Огромный дом, в котором жил Ипполит Кисляков, поражал своим величественным фасадом. На всех его пяти этажах, начиная с бельэтажа, лепились красивые балкончики с фигурными — в виде листьев — оградками, похожие на цветочные корзины. Весь он блистал снаружи чистотой нежно-розовой свежей краски. По тротуару были расставлены урны для окурков. А по вечерам он весь горел огнями своих пяти этажей.

В огромном парадном с зеркальными стеклами всякого входящего поражали наставленные в большом количестве детские колясочки, висела, как полагается, черная разграфленная доска с фамилиями жильцов, а около нее был привешен лист бумаги, засиженный мухами, на котором было написано:

«Граждане, берегите силы, пользуйтесь лифтом».

На самом же лифте висела такая же давняя бумажка с таким же количеством мушиных следов; на ней было лаконически написано:

«Лифт не работает».

Его как пустили после ремонта, так на другой день и сломали, потому что каким-то жильцам, возвращавшимся в веселом настроении целой гурьбой, вздумалось посмотреть, не может ли он поднять тяжести больше, чем это обозначено у него на табличке.
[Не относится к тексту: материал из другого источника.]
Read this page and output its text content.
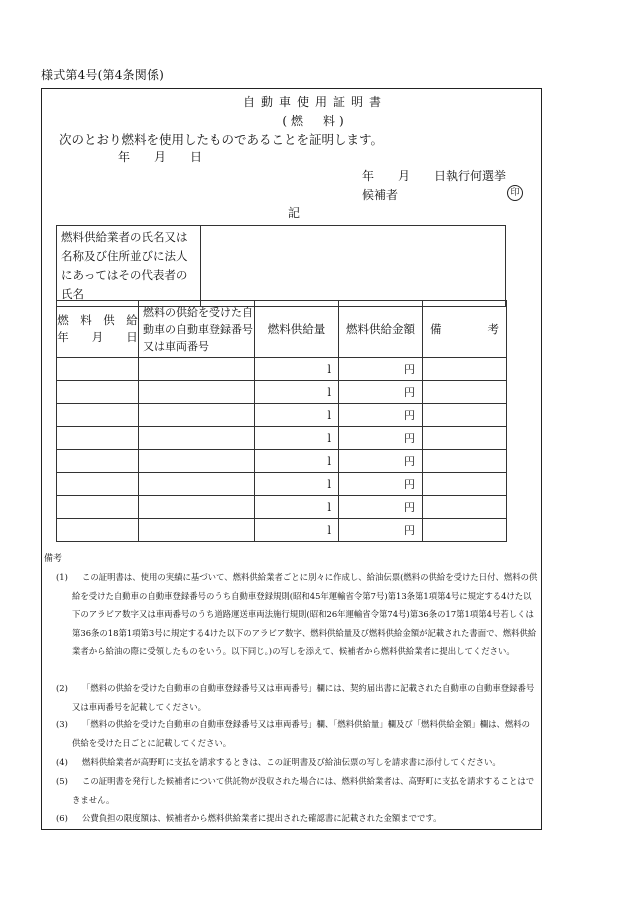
様式第4号(第4条関係)
自動車使用証明書
(燃　料)
次のとおり燃料を使用したものであることを証明します。
年　　月　　日
年　　月　　日執行何選挙
候補者	印
記
燃料供給業者の氏名又は名称及び住所並びに法人にあってはその代表者の氏名	
燃　料　供　給
年　　月　　日	燃料の供給を受けた自動車の自動車登録番号又は車両番号	燃料供給量	燃料供給金額	備　　　　考
		l	円	
		l	円	
		l	円	
		l	円	
		l	円	
		l	円	
		l	円	
		l	円	
備考
(1)	この証明書は、使用の実績に基づいて、燃料供給業者ごとに別々に作成し、給油伝票(燃料の供給を受けた日付、燃料の供給を受けた自動車の自動車登録番号のうち自動車登録規則(昭和45年運輸省令第7号)第13条第1項第4号に規定する4けた以下のアラビア数字又は車両番号のうち道路運送車両法施行規則(昭和26年運輸省令第74号)第36条の17第1項第4号若しくは第36条の18第1項第3号に規定する4けた以下のアラビア数字、燃料供給量及び燃料供給金額が記載された書面で、燃料供給業者から給油の際に受領したものをいう。以下同じ。)の写しを添えて、候補者から燃料供給業者に提出してください。
(2)	「燃料の供給を受けた自動車の自動車登録番号又は車両番号」欄には、契約届出書に記載された自動車の自動車登録番号又は車両番号を記載してください。
(3)	「燃料の供給を受けた自動車の自動車登録番号又は車両番号」欄、「燃料供給量」欄及び「燃料供給金額」欄は、燃料の供給を受けた日ごとに記載してください。
(4)	燃料供給業者が高野町に支払を請求するときは、この証明書及び給油伝票の写しを請求書に添付してください。
(5)	この証明書を発行した候補者について供託物が没収された場合には、燃料供給業者は、高野町に支払を請求することはできません。
(6)	公費負担の限度額は、候補者から燃料供給業者に提出された確認書に記載された金額までです。
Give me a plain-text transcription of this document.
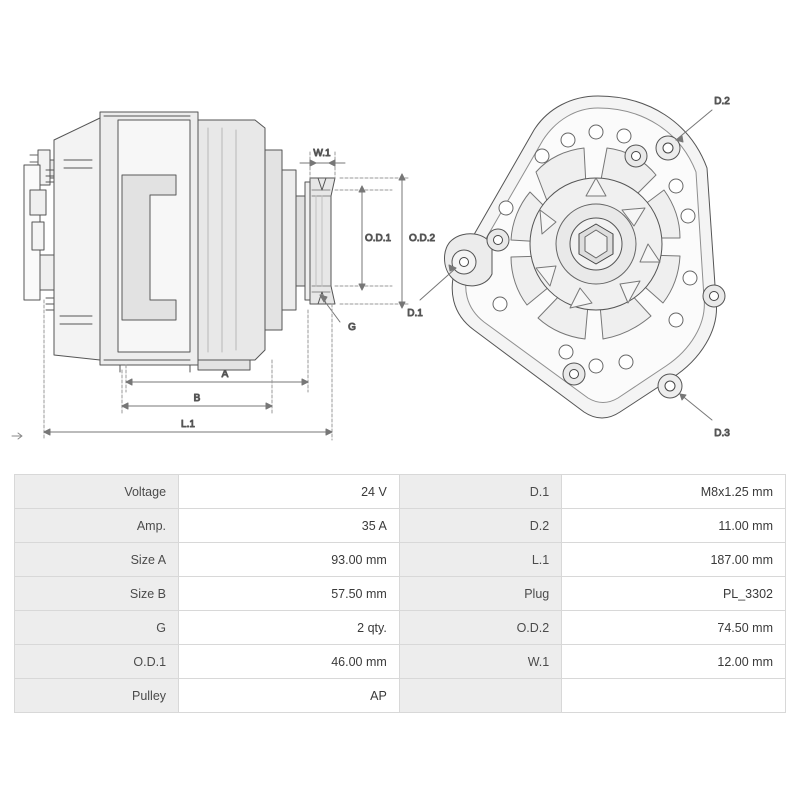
W.1
O.D.1 O.D.2
G
A
B
L.1
D.2
D.1
D.3
Voltage	24 V	D.1	M8x1.25 mm
Amp.	35 A	D.2	11.00 mm
Size A	93.00 mm	L.1	187.00 mm
Size B	57.50 mm	Plug	PL_3302
G	2 qty.	O.D.2	74.50 mm
O.D.1	46.00 mm	W.1	12.00 mm
Pulley	AP		
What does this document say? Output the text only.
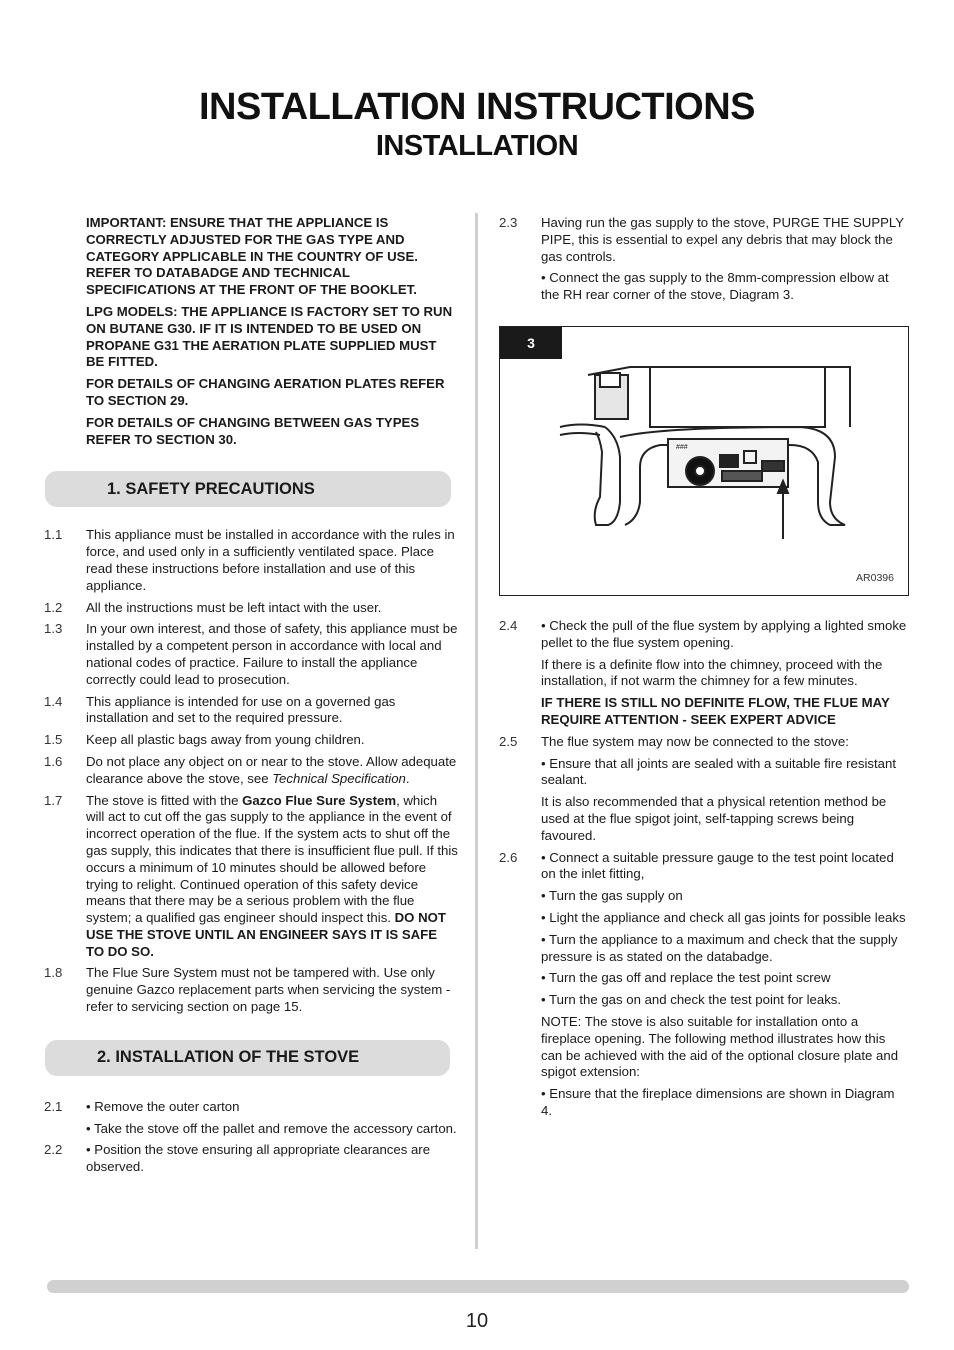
INSTALLATION INSTRUCTIONS
INSTALLATION

IMPORTANT: ENSURE THAT THE APPLIANCE IS CORRECTLY ADJUSTED FOR THE GAS TYPE AND CATEGORY APPLICABLE IN THE COUNTRY OF USE. REFER TO DATABADGE AND TECHNICAL SPECIFICATIONS AT THE FRONT OF THE BOOKLET.

LPG MODELS: THE APPLIANCE IS FACTORY SET TO RUN ON BUTANE G30. IF IT IS INTENDED TO BE USED ON PROPANE G31 THE AERATION PLATE SUPPLIED MUST BE FITTED.

FOR DETAILS OF CHANGING AERATION PLATES REFER TO SECTION 29.

FOR DETAILS OF CHANGING BETWEEN GAS TYPES REFER TO SECTION 30.

1. SAFETY PRECAUTIONS
1.1	This appliance must be installed in accordance with the rules in force, and used only in a sufficiently ventilated space. Place read these instructions before installation and use of this appliance.
1.2	All the instructions must be left intact with the user.
1.3	In your own interest, and those of safety, this appliance must be installed by a competent person in accordance with local and national codes of practice. Failure to install the appliance correctly could lead to prosecution.
1.4	This appliance is intended for use on a governed gas installation and set to the required pressure.
1.5	Keep all plastic bags away from young children.
1.6	Do not place any object on or near to the stove. Allow adequate clearance above the stove, see Technical Specification.
1.7	The stove is fitted with the Gazco Flue Sure System, which will act to cut off the gas supply to the appliance in the event of incorrect operation of the flue. If the system acts to shut off the gas supply, this indicates that there is insufficient flue pull. If this occurs a minimum of 10 minutes should be allowed before trying to relight. Continued operation of this safety device means that there may be a serious problem with the flue system; a qualified gas engineer should inspect this. DO NOT USE THE STOVE UNTIL AN ENGINEER SAYS IT IS SAFE TO DO SO.
1.8	The Flue Sure System must not be tampered with. Use only genuine Gazco replacement parts when servicing the system - refer to servicing section on page 15.
2. INSTALLATION OF THE STOVE
2.1	• Remove the outer carton

• Take the stove off the pallet and remove the accessory carton.

2.2	• Position the stove ensuring all appropriate clearances are observed.

2.3	Having run the gas supply to the stove, PURGE THE SUPPLY PIPE, this is essential to expel any debris that may block the gas controls.

• Connect the gas supply to the 8mm-compression elbow at the RH rear corner of the stove, Diagram 3.

###
3
AR0396
2.4	• Check the pull of the flue system by applying a lighted smoke pellet to the flue system opening.

If there is a definite flow into the chimney, proceed with the installation, if not warm the chimney for a few minutes.

IF THERE IS STILL NO DEFINITE FLOW, THE FLUE MAY REQUIRE ATTENTION - SEEK EXPERT ADVICE

2.5	The flue system may now be connected to the stove:

• Ensure that all joints are sealed with a suitable fire resistant sealant.

It is also recommended that a physical retention method be used at the flue spigot joint, self-tapping screws being favoured.

2.6	• Connect a suitable pressure gauge to the test point located on the inlet fitting,

• Turn the gas supply on

• Light the appliance and check all gas joints for possible leaks

• Turn the appliance to a maximum and check that the supply pressure is as stated on the databadge.

• Turn the gas off and replace the test point screw

• Turn the gas on and check the test point for leaks.

NOTE: The stove is also suitable for installation onto a fireplace opening. The following method illustrates how this can be achieved with the aid of the optional closure plate and spigot extension:

• Ensure that the fireplace dimensions are shown in Diagram 4.

10
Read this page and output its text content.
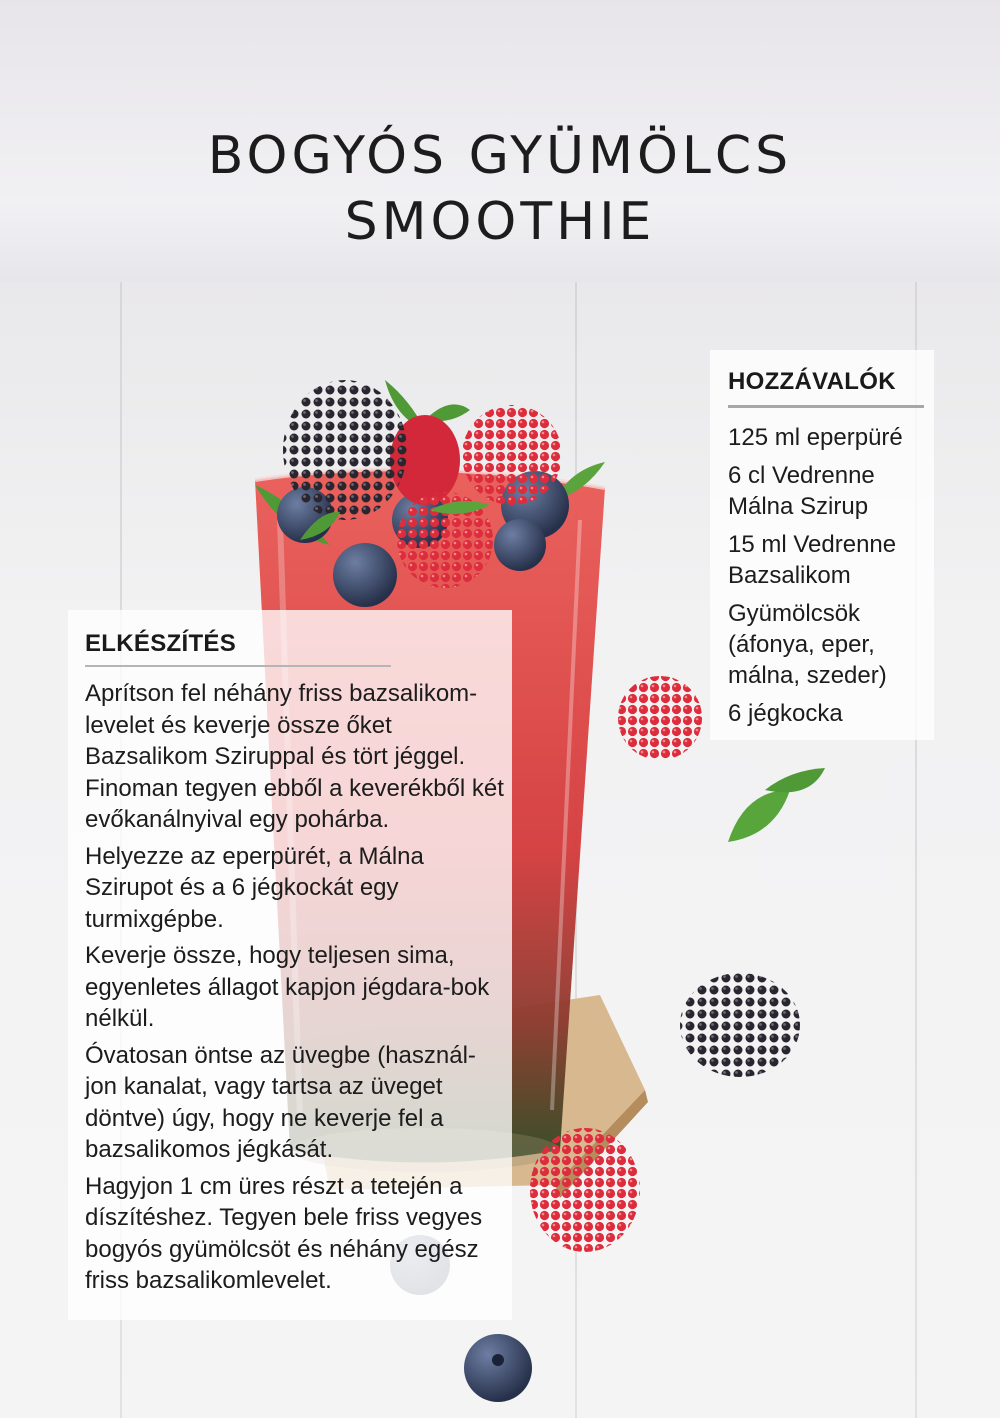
BOGYÓS GYÜMÖLCS
SMOOTHIE
HOZZÁVALÓK
125 ml eperpüré
6 cl Vedrenne Málna Szirup
15 ml Vedrenne Bazsalikom
Gyümölcsök (áfonya, eper, málna, szeder)
6 jégkocka
ELKÉSZÍTÉS

Aprítson fel néhány friss bazsalikom-levelet és keverje össze őket Bazsalikom Sziruppal és tört jéggel. Finoman tegyen ebből a keverékből két evőkanálnyival egy pohárba.

Helyezze az eperpürét, a Málna Szirupot és a 6 jégkockát egy turmixgépbe.

Keverje össze, hogy teljesen sima, egyenletes állagot kapjon jégdara-bok nélkül.

Óvatosan öntse az üvegbe (használ-jon kanalat, vagy tartsa az üveget döntve) úgy, hogy ne keverje fel a bazsalikomos jégkását.

Hagyjon 1 cm üres részt a tetején a díszítéshez. Tegyen bele friss vegyes bogyós gyümölcsöt és néhány egész friss bazsalikomlevelet.
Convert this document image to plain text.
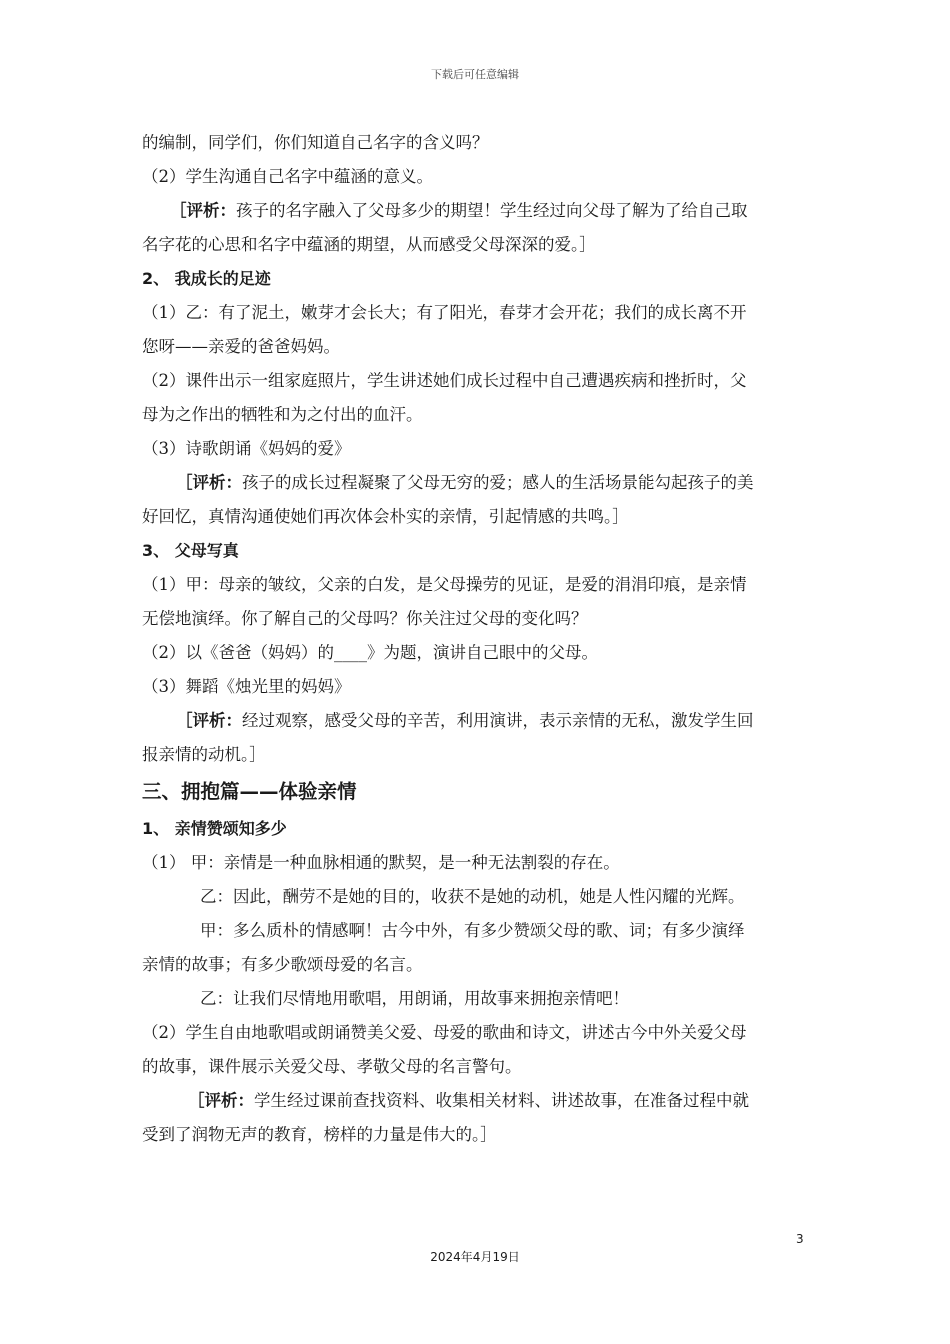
下载后可任意编辑
的编制，同学们，你们知道自己名字的含义吗？
（2）学生沟通自己名字中蕴涵的意义。
［评析：孩子的名字融入了父母多少的期望！学生经过向父母了解为了给自己取
名字花的心思和名字中蕴涵的期望，从而感受父母深深的爱。］
2、 我成长的足迹
（1）乙：有了泥土，嫩芽才会长大；有了阳光，春芽才会开花；我们的成长离不开
您呀——亲爱的爸爸妈妈。
（2）课件出示一组家庭照片，学生讲述她们成长过程中自己遭遇疾病和挫折时，父
母为之作出的牺牲和为之付出的血汗。
（3）诗歌朗诵《妈妈的爱》
［评析：孩子的成长过程凝聚了父母无穷的爱；感人的生活场景能勾起孩子的美
好回忆，真情沟通使她们再次体会朴实的亲情，引起情感的共鸣。］
3、 父母写真
（1）甲：母亲的皱纹，父亲的白发，是父母操劳的见证，是爱的涓涓印痕，是亲情
无偿地演绎。你了解自己的父母吗？你关注过父母的变化吗？
（2）以《爸爸（妈妈）的____》为题，演讲自己眼中的父母。
（3）舞蹈《烛光里的妈妈》
［评析：经过观察，感受父母的辛苦，利用演讲，表示亲情的无私，激发学生回
报亲情的动机。］
三、拥抱篇——体验亲情
1、 亲情赞颂知多少
（1） 甲：亲情是一种血脉相通的默契，是一种无法割裂的存在。
乙：因此，酬劳不是她的目的，收获不是她的动机，她是人性闪耀的光辉。
甲：多么质朴的情感啊！古今中外，有多少赞颂父母的歌、词；有多少演绎
亲情的故事；有多少歌颂母爱的名言。
乙：让我们尽情地用歌唱，用朗诵，用故事来拥抱亲情吧！
（2）学生自由地歌唱或朗诵赞美父爱、母爱的歌曲和诗文，讲述古今中外关爱父母
的故事，课件展示关爱父母、孝敬父母的名言警句。
［评析：学生经过课前查找资料、收集相关材料、讲述故事，在准备过程中就
受到了润物无声的教育，榜样的力量是伟大的。］
3
2024年4月19日
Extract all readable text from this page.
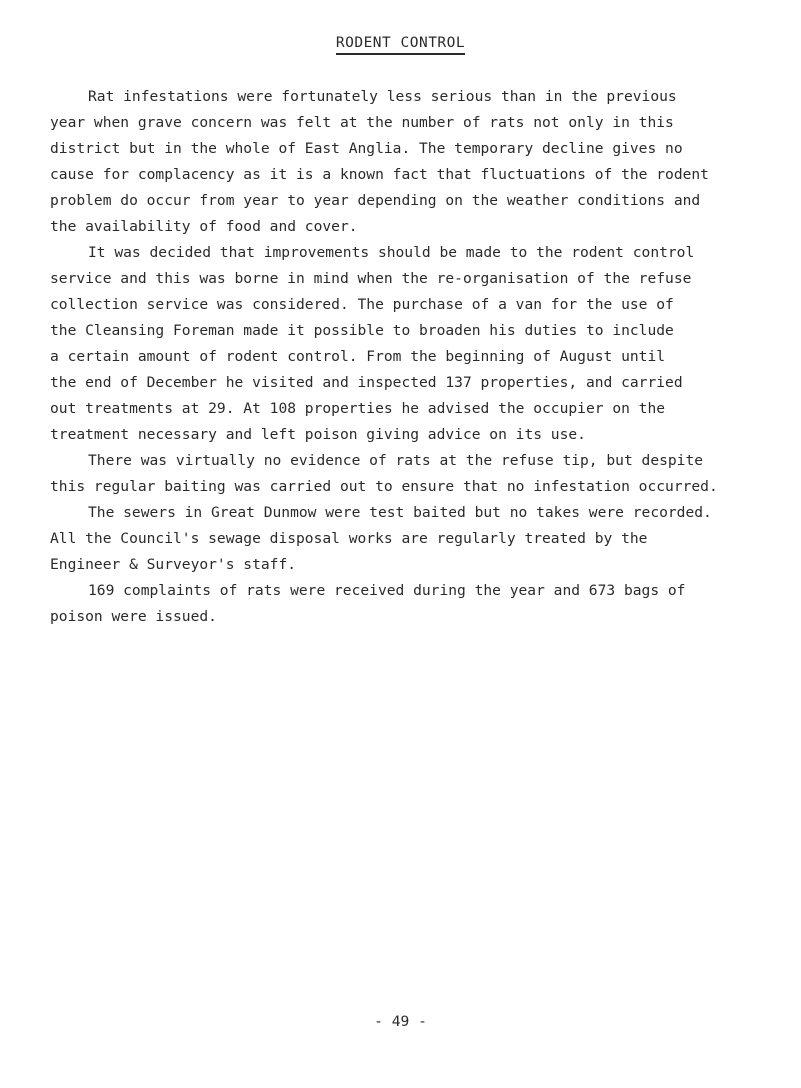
RODENT CONTROL
Rat infestations were fortunately less serious than in the previous
year when grave concern was felt at the number of rats not only in this
district but in the whole of East Anglia. The temporary decline gives no
cause for complacency as it is a known fact that fluctuations of the rodent
problem do occur from year to year depending on the weather conditions and
the availability of food and cover.
It was decided that improvements should be made to the rodent control
service and this was borne in mind when the re-organisation of the refuse
collection service was considered. The purchase of a van for the use of
the Cleansing Foreman made it possible to broaden his duties to include
a certain amount of rodent control. From the beginning of August until
the end of December he visited and inspected 137 properties, and carried
out treatments at 29. At 108 properties he advised the occupier on the
treatment necessary and left poison giving advice on its use.
There was virtually no evidence of rats at the refuse tip, but despite
this regular baiting was carried out to ensure that no infestation occurred.
The sewers in Great Dunmow were test baited but no takes were recorded.
All the Council's sewage disposal works are regularly treated by the
Engineer & Surveyor's staff.
169 complaints of rats were received during the year and 673 bags of
poison were issued.
- 49 -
Благодаря этому все жильцы теперь путешествовали наверх пешком, а по вечерам, если лампочки, освещающие лестницу, оказывались сворованными, двигались ощупью, сталкиваясь в темноте и пугаясь друг друга.

Эти лампочки, — несмотря на то, что их запрятывали в проволочную сетку и пристраивали на невероятной высоте, — все равно крали. Домоуправление уж давно махнуло на них рукой, а самим жильцам покупать не хотелось.

На каждой двери висела очень изящная картонная табличка, на которой был длинный список жильцов и против фамилии жильца стояла цифра, указывающая, сколько раз к кому звонить.

Обыкновенно звонки переживали четыре стадии. Вначале у двери красовалась новенькая деревянная лакированная розетка с белой кнопкой в середине. Потом розетка с кнопкой исчезали, оставались только две медных пластинки на деревянном кружочке. Затем исчезал и кружочек, мотались лишь концы проволок. Звонили, уже соединяя эти концы. А когда исчезали и концы, то вместо звонка все приходящие колотили напропалую кулаками в дверь. Тут количество ударов уже совсем путалось, и из-за этого была постоянная ругань.

Кисляков подошел с улицы к парадному, чтобы быстро вбежать по лестнице на третий этаж (доктор, между прочим, предписал медленный подъем) и, наскоро пообедав, отдохнуть после службы.